Stability of Two-Stage Stochastic Programs Under Problem-Dependent Costs

TL;DR

This paper develops a primal transport-based stability analysis for two-stage stochastic programs with problem-dependent costs, extending classical duality-based results to broader cost structures.

Contribution

It introduces a direct primal approach to stability, proving Lipschitz continuity of the value function under minimal conditions and applying it to both continuous and discrete stochastic programs.

Findings

Optimal value function is Lipschitz continuous with respect to problem-dependent costs.

Regret bounds depend on dual bounds and Lipschitz properties for linear programs.

Exploits combinatorial structure for tight bounds in mixed-integer problems.

Abstract

Classical stability theory for stochastic programming relies on the Wasserstein-Fortet-Mourier duality, which requires the ground cost to be a distance.
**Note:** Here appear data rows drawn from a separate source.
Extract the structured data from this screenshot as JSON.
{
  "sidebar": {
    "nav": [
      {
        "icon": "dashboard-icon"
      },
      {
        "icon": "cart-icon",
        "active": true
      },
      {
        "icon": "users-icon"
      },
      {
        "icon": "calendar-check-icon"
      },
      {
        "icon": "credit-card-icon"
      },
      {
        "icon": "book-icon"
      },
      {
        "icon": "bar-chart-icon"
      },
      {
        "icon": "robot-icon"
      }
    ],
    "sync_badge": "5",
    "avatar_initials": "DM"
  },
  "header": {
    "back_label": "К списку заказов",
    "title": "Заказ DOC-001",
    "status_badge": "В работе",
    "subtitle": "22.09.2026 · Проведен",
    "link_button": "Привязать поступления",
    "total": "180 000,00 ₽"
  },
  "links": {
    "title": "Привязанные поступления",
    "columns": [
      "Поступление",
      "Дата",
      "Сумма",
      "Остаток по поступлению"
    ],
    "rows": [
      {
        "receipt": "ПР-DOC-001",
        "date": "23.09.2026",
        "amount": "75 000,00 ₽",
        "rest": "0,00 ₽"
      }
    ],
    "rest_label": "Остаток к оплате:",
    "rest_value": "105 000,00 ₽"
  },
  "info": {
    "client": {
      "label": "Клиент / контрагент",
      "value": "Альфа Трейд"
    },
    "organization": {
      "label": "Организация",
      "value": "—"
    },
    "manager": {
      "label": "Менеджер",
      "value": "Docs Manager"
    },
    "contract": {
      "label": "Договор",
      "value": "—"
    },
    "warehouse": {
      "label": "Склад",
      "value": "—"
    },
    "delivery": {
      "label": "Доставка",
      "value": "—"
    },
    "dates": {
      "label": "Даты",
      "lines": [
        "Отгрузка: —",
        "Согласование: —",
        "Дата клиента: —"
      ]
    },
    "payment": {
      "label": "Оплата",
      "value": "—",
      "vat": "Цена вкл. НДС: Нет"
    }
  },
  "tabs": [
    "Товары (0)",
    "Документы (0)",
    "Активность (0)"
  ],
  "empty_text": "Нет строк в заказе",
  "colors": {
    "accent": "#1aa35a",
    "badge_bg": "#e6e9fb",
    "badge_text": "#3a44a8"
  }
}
When using problem-dependent costs instead of metrics, this duality no longer yields Fortet-Mourier bounds. This paper develops a direct stability approach using the primal optimal transport formulation. We prove that under minimal regularity conditions and a regret domination property, the optimal value function remains Lipschitz continuous with respect to problem-dependent transport costs. Our approach works directly with transport couplings rather than relying on dual representations to establish stability bounds. We present two applications: (1) For linear programs with continuous second-stage, we show that regret domination holds with constants depending on dual bounds and Lipschitz properties, using sensitivity analysis. (2) For mixed-integer second-stage problems, we show that combinatorial structure can be exploited to obtain tight regret bounds. We analyze several examples as illustrations. These results provide theoretical justification for problem-dependent scenario reduction approaches and enable their application to both continuous and discrete stochastic programs.